Le Gouvernement veut mettre en place un conseiller territorial qui cumulera les mandats de conseiller général et de conseiller régional, alors que 90% des compétences de ces collectivités sont dissociées !

Des conflits d’intérêts de gestion s’exprimeraient à chaque niveau de collectivité :

Pour les départements : moins de proximité des élus avec nos concitoyens et moins de disponibilité : c’est une atteinte au rôle traditionnel des conseillers généraux - plus encore dans les départements ruraux - aux politiques de solidarité et à la démocratie locale.

Pour les régions : risque que l’élu, rattaché à un canton (et avec une charge de travail exorbitante) accorde une priorité aux affaires purement locales, au détriment des projets relevant de la dimension régionale. Menace pour les politiques d’aménagement du territoire, qui ne pourront résulter de la simple addition d’intérêts cantonaux.

 

 

 

La modification du mode de scrutin : affaiblir la gauche et la parité

 

Après des péripéties parlementaires dignes d’un mauvais vaudeville, le scrutin uninominal majoritaire à deux tours a finalement été retenu comme mode de désignation des conseillers territoriaux. Conjuguée à un savant redécoupage des cantons, cette mesure conduira inévitablement à l’affaiblissement de la gauche, pénalisée par les cruels mais habiles ciseaux du gouvernement, et de la parité, attaquée par le biais d’un mode de scrutin défavorable aux femmes. Le conseiller territorial sera majoritairement « homme et de droite ».

 

 

 

La suppression de la taxe professionnelle amputera le pouvoir d’achat

 

Le Gouvernement a décidé de supprimer la taxe professionnelle au 1er janvier 2010. Selon les chiffres officiels, les entreprises auront environ 22 milliards d’euros d’impôts en moins à payer.
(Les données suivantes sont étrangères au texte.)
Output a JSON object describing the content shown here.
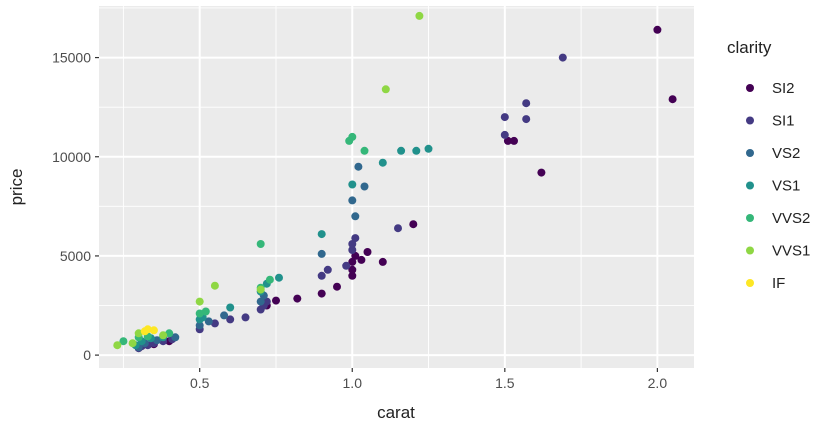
{
  "chart_data": {
    "type": "scatter",
    "title": "",
    "xlabel": "carat",
    "ylabel": "price",
    "xlim": [
      0.17,
      2.12
    ],
    "ylim": [
      -650,
      17600
    ],
    "x_ticks": [
      0.5,
      1.0,
      1.5,
      2.0
    ],
    "x_tick_labels": [
      "0.5",
      "1.0",
      "1.5",
      "2.0"
    ],
    "y_ticks": [
      0,
      5000,
      10000,
      15000
    ],
    "y_tick_labels": [
      "0",
      "5000",
      "10000",
      "15000"
    ],
    "grid": true,
    "legend_title": "clarity",
    "legend_position": "right",
    "panel_background": "#ebebeb",
    "grid_color": "#ffffff",
    "series": [
      {
        "name": "SI2",
        "color": "#440154",
        "points": [
          [
            0.72,
            2500
          ],
          [
            0.75,
            2750
          ],
          [
            0.82,
            2850
          ],
          [
            0.9,
            3100
          ],
          [
            0.95,
            3450
          ],
          [
            1.0,
            4000
          ],
          [
            1.0,
            4300
          ],
          [
            1.0,
            4700
          ],
          [
            1.01,
            5000
          ],
          [
            1.03,
            4800
          ],
          [
            1.05,
            5200
          ],
          [
            1.1,
            4700
          ],
          [
            1.2,
            6600
          ],
          [
            1.51,
            10800
          ],
          [
            1.53,
            10800
          ],
          [
            1.62,
            9200
          ],
          [
            2.0,
            16400
          ],
          [
            2.05,
            12900
          ],
          [
            0.4,
            700
          ],
          [
            0.35,
            550
          ]
        ]
      },
      {
        "name": "SI1",
        "color": "#443a83",
        "points": [
          [
            0.3,
            350
          ],
          [
            0.31,
            450
          ],
          [
            0.33,
            500
          ],
          [
            0.35,
            600
          ],
          [
            0.38,
            700
          ],
          [
            0.41,
            800
          ],
          [
            0.5,
            1300
          ],
          [
            0.55,
            1600
          ],
          [
            0.6,
            1800
          ],
          [
            0.65,
            1900
          ],
          [
            0.7,
            2300
          ],
          [
            0.71,
            2500
          ],
          [
            0.72,
            2700
          ],
          [
            0.9,
            4000
          ],
          [
            0.92,
            4300
          ],
          [
            0.98,
            4500
          ],
          [
            1.0,
            5300
          ],
          [
            1.0,
            5600
          ],
          [
            1.01,
            5900
          ],
          [
            1.15,
            6400
          ],
          [
            1.5,
            12000
          ],
          [
            1.5,
            11100
          ],
          [
            1.57,
            11900
          ],
          [
            1.57,
            12700
          ],
          [
            1.69,
            15000
          ]
        ]
      },
      {
        "name": "VS2",
        "color": "#31688e",
        "points": [
          [
            0.3,
            400
          ],
          [
            0.32,
            600
          ],
          [
            0.36,
            750
          ],
          [
            0.42,
            900
          ],
          [
            0.5,
            1500
          ],
          [
            0.53,
            1700
          ],
          [
            0.58,
            2000
          ],
          [
            0.7,
            2700
          ],
          [
            0.71,
            3000
          ],
          [
            0.9,
            5100
          ],
          [
            1.0,
            7800
          ],
          [
            1.01,
            7000
          ],
          [
            1.02,
            9500
          ],
          [
            1.04,
            8500
          ]
        ]
      },
      {
        "name": "VS1",
        "color": "#21918c",
        "points": [
          [
            0.29,
            500
          ],
          [
            0.31,
            700
          ],
          [
            0.34,
            850
          ],
          [
            0.38,
            900
          ],
          [
            0.5,
            1800
          ],
          [
            0.51,
            1900
          ],
          [
            0.6,
            2400
          ],
          [
            0.7,
            3200
          ],
          [
            0.72,
            3600
          ],
          [
            0.76,
            3900
          ],
          [
            0.9,
            6100
          ],
          [
            1.0,
            8600
          ],
          [
            1.1,
            9700
          ],
          [
            1.16,
            10300
          ],
          [
            1.21,
            10300
          ],
          [
            1.25,
            10400
          ]
        ]
      },
      {
        "name": "VVS2",
        "color": "#35b779",
        "points": [
          [
            0.25,
            700
          ],
          [
            0.3,
            900
          ],
          [
            0.33,
            950
          ],
          [
            0.4,
            1100
          ],
          [
            0.5,
            2100
          ],
          [
            0.52,
            2200
          ],
          [
            0.7,
            3400
          ],
          [
            0.7,
            5600
          ],
          [
            0.73,
            3800
          ],
          [
            0.99,
            10800
          ],
          [
            1.0,
            11000
          ],
          [
            1.04,
            10300
          ]
        ]
      },
      {
        "name": "VVS1",
        "color": "#8fd744",
        "points": [
          [
            0.23,
            500
          ],
          [
            0.28,
            600
          ],
          [
            0.3,
            1100
          ],
          [
            0.38,
            1000
          ],
          [
            0.5,
            2700
          ],
          [
            0.55,
            3500
          ],
          [
            0.7,
            3300
          ],
          [
            1.11,
            13400
          ],
          [
            1.22,
            17100
          ]
        ]
      },
      {
        "name": "IF",
        "color": "#fde725",
        "points": [
          [
            0.32,
            1200
          ],
          [
            0.33,
            1300
          ],
          [
            0.35,
            1250
          ]
        ]
      }
    ]
  }
}
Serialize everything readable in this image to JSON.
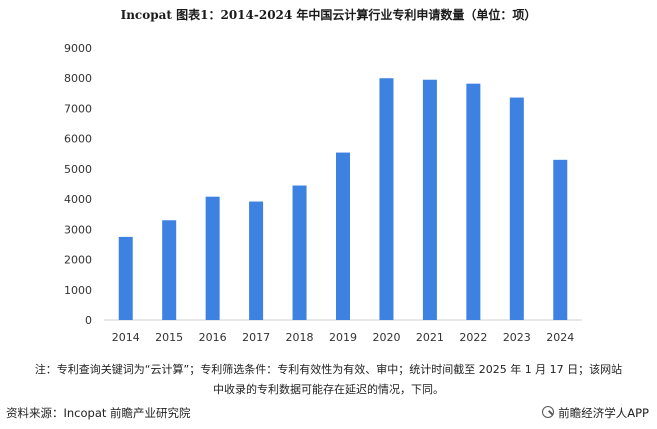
{
  "header": {
    "title": "Incopat  图表1：2014-2024 年中国云计算行业专利申请数量（单位：项）"
  },
  "chart_data": {
    "type": "bar",
    "title": "Incopat  图表1：2014-2024 年中国云计算行业专利申请数量（单位：项）",
    "categories": [
      "2014",
      "2015",
      "2016",
      "2017",
      "2018",
      "2019",
      "2020",
      "2021",
      "2022",
      "2023",
      "2024"
    ],
    "values": [
      2750,
      3300,
      4080,
      3920,
      4450,
      5540,
      8000,
      7950,
      7820,
      7360,
      5300
    ],
    "ylim": [
      0,
      9000
    ],
    "yticks": [
      "0",
      "1000",
      "2000",
      "3000",
      "4000",
      "5000",
      "6000",
      "7000",
      "8000",
      "9000"
    ],
    "bar_color": "#3d82e0",
    "grid": false
  },
  "footer": {
    "note_line1": "注：专利查询关键词为“云计算”；专利筛选条件：专利有效性为有效、审中；统计时间截至 2025 年 1 月 17 日；该网站",
    "note_line2": "中收录的专利数据可能存在延迟的情况，下同。",
    "source": "资料来源：Incopat 前瞻产业研究院",
    "brand": "前瞻经济学人APP"
  }
}
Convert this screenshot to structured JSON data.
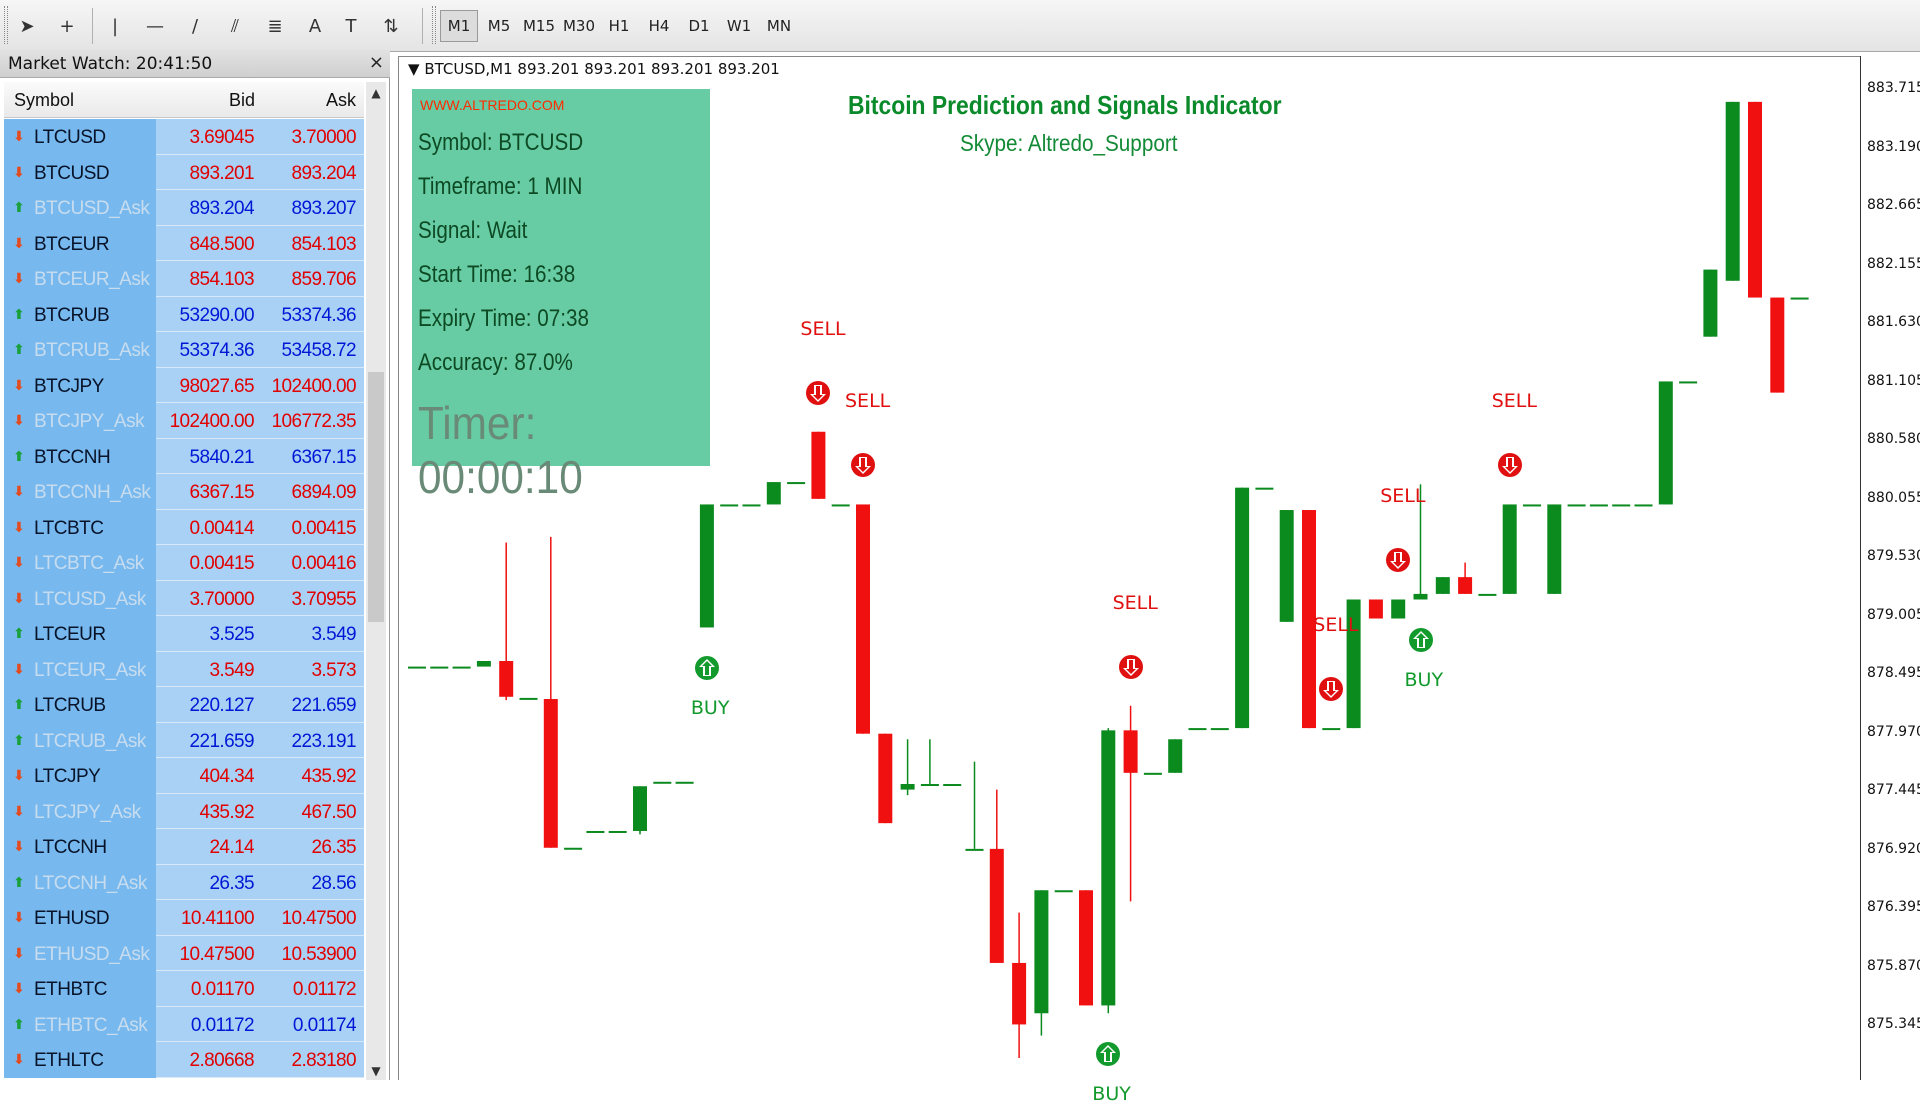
{
  "toolbar": {
    "tools": [
      {
        "icon": "cursor-icon",
        "glyph": "➤"
      },
      {
        "icon": "crosshair-icon",
        "glyph": "+"
      },
      {
        "icon": "vertical-line-icon",
        "glyph": "|"
      },
      {
        "icon": "horizontal-line-icon",
        "glyph": "—"
      },
      {
        "icon": "trendline-icon",
        "glyph": "/"
      },
      {
        "icon": "equidistant-channel-icon",
        "glyph": "⫽"
      },
      {
        "icon": "fibonacci-icon",
        "glyph": "≣"
      },
      {
        "icon": "text-icon",
        "glyph": "A"
      },
      {
        "icon": "text-label-icon",
        "glyph": "T"
      },
      {
        "icon": "arrows-menu-icon",
        "glyph": "⇅"
      }
    ],
    "timeframes": [
      "M1",
      "M5",
      "M15",
      "M30",
      "H1",
      "H4",
      "D1",
      "W1",
      "MN"
    ],
    "active_timeframe": "M1"
  },
  "market_watch": {
    "title": "Market Watch: 20:41:50",
    "close": "×",
    "columns": {
      "symbol": "Symbol",
      "bid": "Bid",
      "ask": "Ask"
    },
    "rows": [
      {
        "symbol": "LTCUSD",
        "bid": "3.69045",
        "ask": "3.70000",
        "dir": "down",
        "dim": false,
        "color": "red"
      },
      {
        "symbol": "BTCUSD",
        "bid": "893.201",
        "ask": "893.204",
        "dir": "down",
        "dim": false,
        "color": "red"
      },
      {
        "symbol": "BTCUSD_Ask",
        "bid": "893.204",
        "ask": "893.207",
        "dir": "up",
        "dim": true,
        "color": "blue"
      },
      {
        "symbol": "BTCEUR",
        "bid": "848.500",
        "ask": "854.103",
        "dir": "down",
        "dim": false,
        "color": "red"
      },
      {
        "symbol": "BTCEUR_Ask",
        "bid": "854.103",
        "ask": "859.706",
        "dir": "down",
        "dim": true,
        "color": "red"
      },
      {
        "symbol": "BTCRUB",
        "bid": "53290.00",
        "ask": "53374.36",
        "dir": "up",
        "dim": false,
        "color": "blue"
      },
      {
        "symbol": "BTCRUB_Ask",
        "bid": "53374.36",
        "ask": "53458.72",
        "dir": "up",
        "dim": true,
        "color": "blue"
      },
      {
        "symbol": "BTCJPY",
        "bid": "98027.65",
        "ask": "102400.00",
        "dir": "down",
        "dim": false,
        "color": "red"
      },
      {
        "symbol": "BTCJPY_Ask",
        "bid": "102400.00",
        "ask": "106772.35",
        "dir": "down",
        "dim": true,
        "color": "red"
      },
      {
        "symbol": "BTCCNH",
        "bid": "5840.21",
        "ask": "6367.15",
        "dir": "up",
        "dim": false,
        "color": "blue"
      },
      {
        "symbol": "BTCCNH_Ask",
        "bid": "6367.15",
        "ask": "6894.09",
        "dir": "down",
        "dim": true,
        "color": "red"
      },
      {
        "symbol": "LTCBTC",
        "bid": "0.00414",
        "ask": "0.00415",
        "dir": "down",
        "dim": false,
        "color": "red"
      },
      {
        "symbol": "LTCBTC_Ask",
        "bid": "0.00415",
        "ask": "0.00416",
        "dir": "down",
        "dim": true,
        "color": "red"
      },
      {
        "symbol": "LTCUSD_Ask",
        "bid": "3.70000",
        "ask": "3.70955",
        "dir": "down",
        "dim": true,
        "color": "red"
      },
      {
        "symbol": "LTCEUR",
        "bid": "3.525",
        "ask": "3.549",
        "dir": "up",
        "dim": false,
        "color": "blue"
      },
      {
        "symbol": "LTCEUR_Ask",
        "bid": "3.549",
        "ask": "3.573",
        "dir": "down",
        "dim": true,
        "color": "red"
      },
      {
        "symbol": "LTCRUB",
        "bid": "220.127",
        "ask": "221.659",
        "dir": "up",
        "dim": false,
        "color": "blue"
      },
      {
        "symbol": "LTCRUB_Ask",
        "bid": "221.659",
        "ask": "223.191",
        "dir": "up",
        "dim": true,
        "color": "blue"
      },
      {
        "symbol": "LTCJPY",
        "bid": "404.34",
        "ask": "435.92",
        "dir": "down",
        "dim": false,
        "color": "red"
      },
      {
        "symbol": "LTCJPY_Ask",
        "bid": "435.92",
        "ask": "467.50",
        "dir": "down",
        "dim": true,
        "color": "red"
      },
      {
        "symbol": "LTCCNH",
        "bid": "24.14",
        "ask": "26.35",
        "dir": "down",
        "dim": false,
        "color": "red"
      },
      {
        "symbol": "LTCCNH_Ask",
        "bid": "26.35",
        "ask": "28.56",
        "dir": "up",
        "dim": true,
        "color": "blue"
      },
      {
        "symbol": "ETHUSD",
        "bid": "10.41100",
        "ask": "10.47500",
        "dir": "down",
        "dim": false,
        "color": "red"
      },
      {
        "symbol": "ETHUSD_Ask",
        "bid": "10.47500",
        "ask": "10.53900",
        "dir": "down",
        "dim": true,
        "color": "red"
      },
      {
        "symbol": "ETHBTC",
        "bid": "0.01170",
        "ask": "0.01172",
        "dir": "down",
        "dim": false,
        "color": "red"
      },
      {
        "symbol": "ETHBTC_Ask",
        "bid": "0.01172",
        "ask": "0.01174",
        "dir": "up",
        "dim": true,
        "color": "blue"
      },
      {
        "symbol": "ETHLTC",
        "bid": "2.80668",
        "ask": "2.83180",
        "dir": "down",
        "dim": false,
        "color": "red"
      }
    ]
  },
  "chart": {
    "header": "BTCUSD,M1  893.201 893.201 893.201 893.201",
    "price_labels": [
      "883.715",
      "883.190",
      "882.665",
      "882.155",
      "881.630",
      "881.105",
      "880.580",
      "880.055",
      "879.530",
      "879.005",
      "878.495",
      "877.970",
      "877.445",
      "876.920",
      "876.395",
      "875.870",
      "875.345"
    ],
    "colors": {
      "bull": "#0b8a1e",
      "bear": "#f01010",
      "doji": "#0b8a1e"
    }
  },
  "chart_data": {
    "type": "candlestick",
    "title": "Bitcoin Prediction and Signals Indicator",
    "symbol": "BTCUSD",
    "timeframe": "M1",
    "ylim": [
      875.0,
      884.0
    ],
    "candles": [
      {
        "o": 878.55,
        "h": 878.55,
        "l": 878.55,
        "c": 878.55
      },
      {
        "o": 878.55,
        "h": 878.55,
        "l": 878.55,
        "c": 878.55
      },
      {
        "o": 878.55,
        "h": 878.55,
        "l": 878.55,
        "c": 878.55
      },
      {
        "o": 878.55,
        "h": 878.55,
        "l": 878.55,
        "c": 878.6
      },
      {
        "o": 878.6,
        "h": 879.66,
        "l": 878.25,
        "c": 878.28
      },
      {
        "o": 878.27,
        "h": 878.27,
        "l": 878.27,
        "c": 878.27
      },
      {
        "o": 878.26,
        "h": 879.71,
        "l": 876.93,
        "c": 876.93
      },
      {
        "o": 876.93,
        "h": 876.93,
        "l": 876.93,
        "c": 876.93
      },
      {
        "o": 877.08,
        "h": 877.08,
        "l": 877.08,
        "c": 877.08
      },
      {
        "o": 877.08,
        "h": 877.08,
        "l": 877.08,
        "c": 877.08
      },
      {
        "o": 877.08,
        "h": 877.48,
        "l": 877.05,
        "c": 877.48
      },
      {
        "o": 877.52,
        "h": 877.52,
        "l": 877.52,
        "c": 877.52
      },
      {
        "o": 877.52,
        "h": 877.52,
        "l": 877.52,
        "c": 877.52
      },
      {
        "o": 878.9,
        "h": 880.0,
        "l": 878.9,
        "c": 880.0
      },
      {
        "o": 880.0,
        "h": 880.0,
        "l": 880.0,
        "c": 880.0
      },
      {
        "o": 880.0,
        "h": 880.0,
        "l": 880.0,
        "c": 880.0
      },
      {
        "o": 880.0,
        "h": 880.2,
        "l": 880.0,
        "c": 880.2
      },
      {
        "o": 880.2,
        "h": 880.2,
        "l": 880.2,
        "c": 880.2
      },
      {
        "o": 880.65,
        "h": 880.65,
        "l": 880.05,
        "c": 880.05
      },
      {
        "o": 880.0,
        "h": 880.0,
        "l": 880.0,
        "c": 880.0
      },
      {
        "o": 880.0,
        "h": 880.0,
        "l": 877.95,
        "c": 877.95
      },
      {
        "o": 877.95,
        "h": 877.95,
        "l": 877.15,
        "c": 877.15
      },
      {
        "o": 877.45,
        "h": 877.9,
        "l": 877.4,
        "c": 877.5
      },
      {
        "o": 877.5,
        "h": 877.9,
        "l": 877.5,
        "c": 877.5
      },
      {
        "o": 877.5,
        "h": 877.5,
        "l": 877.5,
        "c": 877.5
      },
      {
        "o": 876.92,
        "h": 877.7,
        "l": 876.92,
        "c": 876.92
      },
      {
        "o": 876.92,
        "h": 877.45,
        "l": 875.9,
        "c": 875.9
      },
      {
        "o": 875.9,
        "h": 876.35,
        "l": 875.05,
        "c": 875.35
      },
      {
        "o": 875.45,
        "h": 876.55,
        "l": 875.25,
        "c": 876.55
      },
      {
        "o": 876.55,
        "h": 876.55,
        "l": 876.55,
        "c": 876.55
      },
      {
        "o": 876.55,
        "h": 876.55,
        "l": 875.52,
        "c": 875.52
      },
      {
        "o": 875.52,
        "h": 878.0,
        "l": 875.45,
        "c": 877.98
      },
      {
        "o": 877.98,
        "h": 878.2,
        "l": 876.45,
        "c": 877.6
      },
      {
        "o": 877.6,
        "h": 877.6,
        "l": 877.6,
        "c": 877.6
      },
      {
        "o": 877.6,
        "h": 877.9,
        "l": 877.6,
        "c": 877.9
      },
      {
        "o": 878.0,
        "h": 878.0,
        "l": 878.0,
        "c": 878.0
      },
      {
        "o": 878.0,
        "h": 878.0,
        "l": 878.0,
        "c": 878.0
      },
      {
        "o": 878.0,
        "h": 880.15,
        "l": 878.0,
        "c": 880.15
      },
      {
        "o": 880.15,
        "h": 880.15,
        "l": 880.15,
        "c": 880.15
      },
      {
        "o": 878.95,
        "h": 879.95,
        "l": 878.95,
        "c": 879.95
      },
      {
        "o": 879.95,
        "h": 879.95,
        "l": 878.0,
        "c": 878.0
      },
      {
        "o": 878.0,
        "h": 878.0,
        "l": 878.0,
        "c": 878.0
      },
      {
        "o": 878.0,
        "h": 879.15,
        "l": 878.0,
        "c": 879.15
      },
      {
        "o": 879.15,
        "h": 879.15,
        "l": 878.98,
        "c": 878.98
      },
      {
        "o": 878.98,
        "h": 879.15,
        "l": 878.98,
        "c": 879.15
      },
      {
        "o": 879.15,
        "h": 880.18,
        "l": 879.15,
        "c": 879.2
      },
      {
        "o": 879.2,
        "h": 879.35,
        "l": 879.2,
        "c": 879.35
      },
      {
        "o": 879.35,
        "h": 879.48,
        "l": 879.2,
        "c": 879.2
      },
      {
        "o": 879.2,
        "h": 879.2,
        "l": 879.2,
        "c": 879.2
      },
      {
        "o": 879.2,
        "h": 880.0,
        "l": 879.2,
        "c": 880.0
      },
      {
        "o": 880.0,
        "h": 880.0,
        "l": 880.0,
        "c": 880.0
      },
      {
        "o": 879.2,
        "h": 880.0,
        "l": 879.2,
        "c": 880.0
      },
      {
        "o": 880.0,
        "h": 880.0,
        "l": 880.0,
        "c": 880.0
      },
      {
        "o": 880.0,
        "h": 880.0,
        "l": 880.0,
        "c": 880.0
      },
      {
        "o": 880.0,
        "h": 880.0,
        "l": 880.0,
        "c": 880.0
      },
      {
        "o": 880.0,
        "h": 880.0,
        "l": 880.0,
        "c": 880.0
      },
      {
        "o": 880.0,
        "h": 881.1,
        "l": 880.0,
        "c": 881.1
      },
      {
        "o": 881.1,
        "h": 881.1,
        "l": 881.1,
        "c": 881.1
      },
      {
        "o": 881.5,
        "h": 882.1,
        "l": 881.5,
        "c": 882.1
      },
      {
        "o": 882.0,
        "h": 883.6,
        "l": 882.0,
        "c": 883.6
      },
      {
        "o": 883.6,
        "h": 883.6,
        "l": 881.85,
        "c": 881.85
      },
      {
        "o": 881.85,
        "h": 881.85,
        "l": 881.0,
        "c": 881.0
      },
      {
        "o": 881.85,
        "h": 881.85,
        "l": 881.85,
        "c": 881.85
      }
    ],
    "signals": [
      {
        "type": "SELL",
        "candle": 18,
        "label": "SELL"
      },
      {
        "type": "SELL",
        "candle": 20,
        "label": "SELL"
      },
      {
        "type": "BUY",
        "candle": 13,
        "label": "BUY"
      },
      {
        "type": "SELL",
        "candle": 32,
        "label": "SELL"
      },
      {
        "type": "BUY",
        "candle": 31,
        "label": "BUY"
      },
      {
        "type": "SELL",
        "candle": 41,
        "label": "SELL"
      },
      {
        "type": "SELL",
        "candle": 44,
        "label": "SELL"
      },
      {
        "type": "BUY",
        "candle": 45,
        "label": "BUY"
      },
      {
        "type": "SELL",
        "candle": 49,
        "label": "SELL"
      }
    ]
  },
  "info": {
    "site": "WWW.ALTREDO.COM",
    "symbol": "Symbol: BTCUSD",
    "timeframe": "Timeframe: 1 MIN",
    "signal": "Signal: Wait",
    "start": "Start Time: 16:38",
    "expiry": "Expiry Time: 07:38",
    "accuracy": "Accuracy: 87.0%",
    "timer": "Timer: 00:00:10"
  },
  "indicator": {
    "title": "Bitcoin Prediction and Signals Indicator",
    "subtitle": "Skype: Altredo_Support"
  }
}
Pour compenser la perte de recettes, le Gouvernement propose que les entreprises, par la création d’une nouvelle taxe, participent à hauteur de 10 milliards.

Près de 12 milliards d’euros restent donc à trouver pour 2010 ; près de 6 milliards pour les années suivantes.

Qui va payer ces milliards ? La réponse est simple :

Si le Gouvernement choisit un financement par les dotations budgétaires, elles-mêmes fragiles, l’imposition sur les ménages augmentera.

Si le Gouvernement choisit un financement par le déficit budgétaire, qu’il faudra rembourser tôt ou tard, l’imposition des ménages augmentera aussi.

Si le Gouvernement choisit un financement par le concours des collectivités locales, l’imposition des ménages augmentera.

La suppression de la taxe professionnelle transfère la fiscalité des entreprises vers les ménages.